In light of the striking differences between oligodendrocytes of the optic nerve/tract of adult goldfish and their mammalian counterparts, a further characterization of goldfish oligodendrocytes was performed. A comparison with Schwann cells was included because fish optic nerve/tract-derived oligodendrocytes bear remarkable similarities to this type of glial cell. Fish optic nerve/tract-derived oligodendrocytes that had differentiated into 04 and 6D2-positive cells and thus expressed early myelin marker molecules were found to incorporate BrdU and to divide in vitro over a period of weeks. For the induction of more advanced markers of myelinogenesis such as the CNS-specific myelin protein 36K, oligodendrocytes required extensive contact with axons. Other agents, such as fetal calf or carp serum, substrate components, or forscolin failed, however, to induce 36K expression. 04/6D2-positive oligodendrocytes could be distinguished from fish 6D2-positive Schwann cells derived from cranial nerves by their antigenic phenotype: Schwann cells but not oligodendrocytes exhibited the low affinity NGF receptor. While both cell types carry the cell adhesion molecules NCAM, E 587 antigen, and the L2/HNK-1 epitope, only Schwann cells possess a further adhesion molecule, Neurolin.

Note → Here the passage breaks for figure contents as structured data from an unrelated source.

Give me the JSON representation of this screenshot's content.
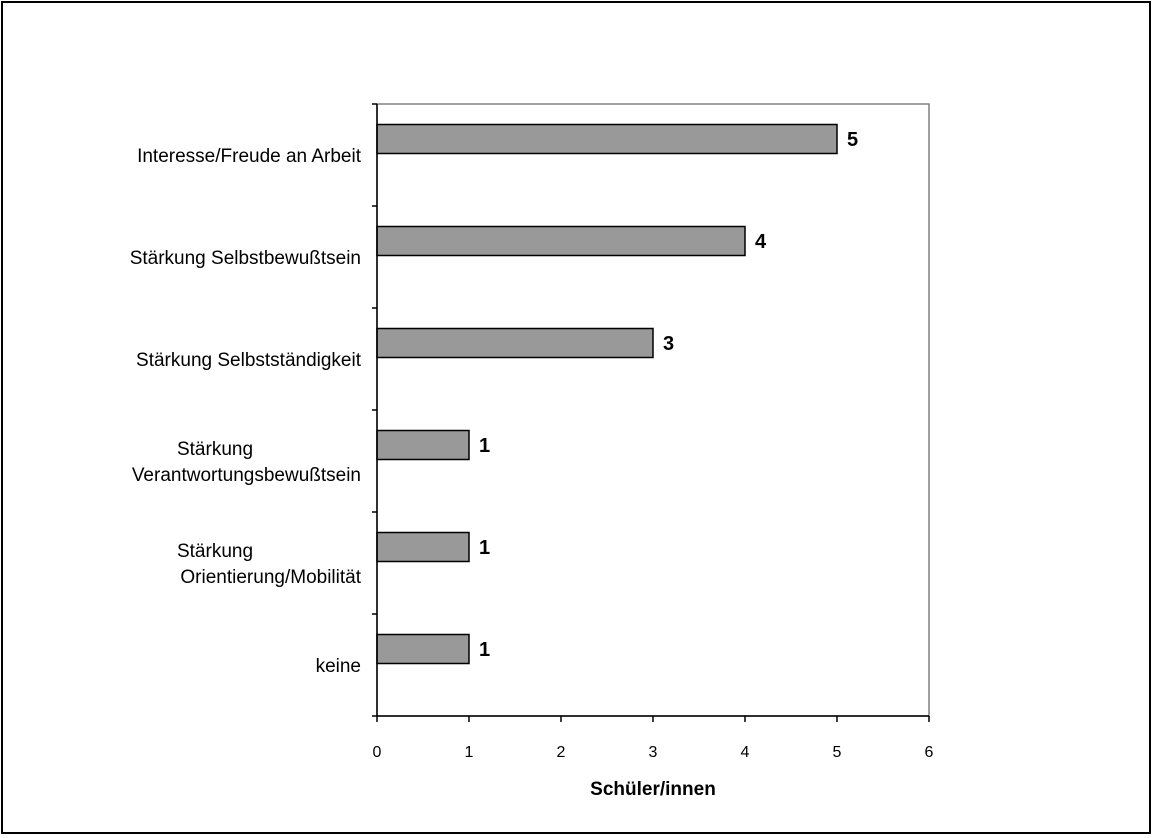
{
  "chart_data": {
    "type": "bar",
    "orientation": "horizontal",
    "categories": [
      [
        "Interesse/Freude an Arbeit"
      ],
      [
        "Stärkung Selbstbewußtsein"
      ],
      [
        "Stärkung Selbstständigkeit"
      ],
      [
        "Stärkung",
        "Verantwortungsbewußtsein"
      ],
      [
        "Stärkung",
        "Orientierung/Mobilität"
      ],
      [
        "keine"
      ]
    ],
    "values": [
      5,
      4,
      3,
      1,
      1,
      1
    ],
    "value_labels": [
      "5",
      "4",
      "3",
      "1",
      "1",
      "1"
    ],
    "xlabel": "Schüler/innen",
    "ylabel": "",
    "xlim": [
      0,
      6
    ],
    "xticks": [
      "0",
      "1",
      "2",
      "3",
      "4",
      "5",
      "6"
    ],
    "grid": false,
    "bar_color": "#999999",
    "bar_edge_color": "#000000",
    "plot_border_color": "#808080"
  }
}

Function of Neurolin (DM-GRASP/SC-1) in guidance of motor axons during zebrafish development.

Neurolin (zf DM-GRASP), a transmembrane protein with five extracellular immunoglobulin domains, is expressed by secondary but not primary motoneurons during zebrafish development. The spatiotemporally restricted expression pattern suggests that Neurolin plays a role in motor axon growth and guidance. To test this hypothesis, we injected zebrafish embryos with function-blocking Neurolin antibodies. In injected embryos, secondary motor axons form a broadened bundle along the common path and ectopic branches leave the common path at right angles. Moreover, the formation of the ventral and the rostral projection of secondary motor axons is inhibited during the second day of development. Pathfinding errors, resulting in secondary motor axons growing through ectopic regions of the somites, occur along the common path and in the dorsal and rostral projection. Our data are compatible with the view that Neurolin is involved in the recognition of guidance cues and acts as a receptor on secondary motor axons. Consistent with this idea is the binding pattern of a soluble Neurolin-Fc construct showing that putative ligands are distributed along the common path, the ventral projection, and in the area where the rostral projection develops.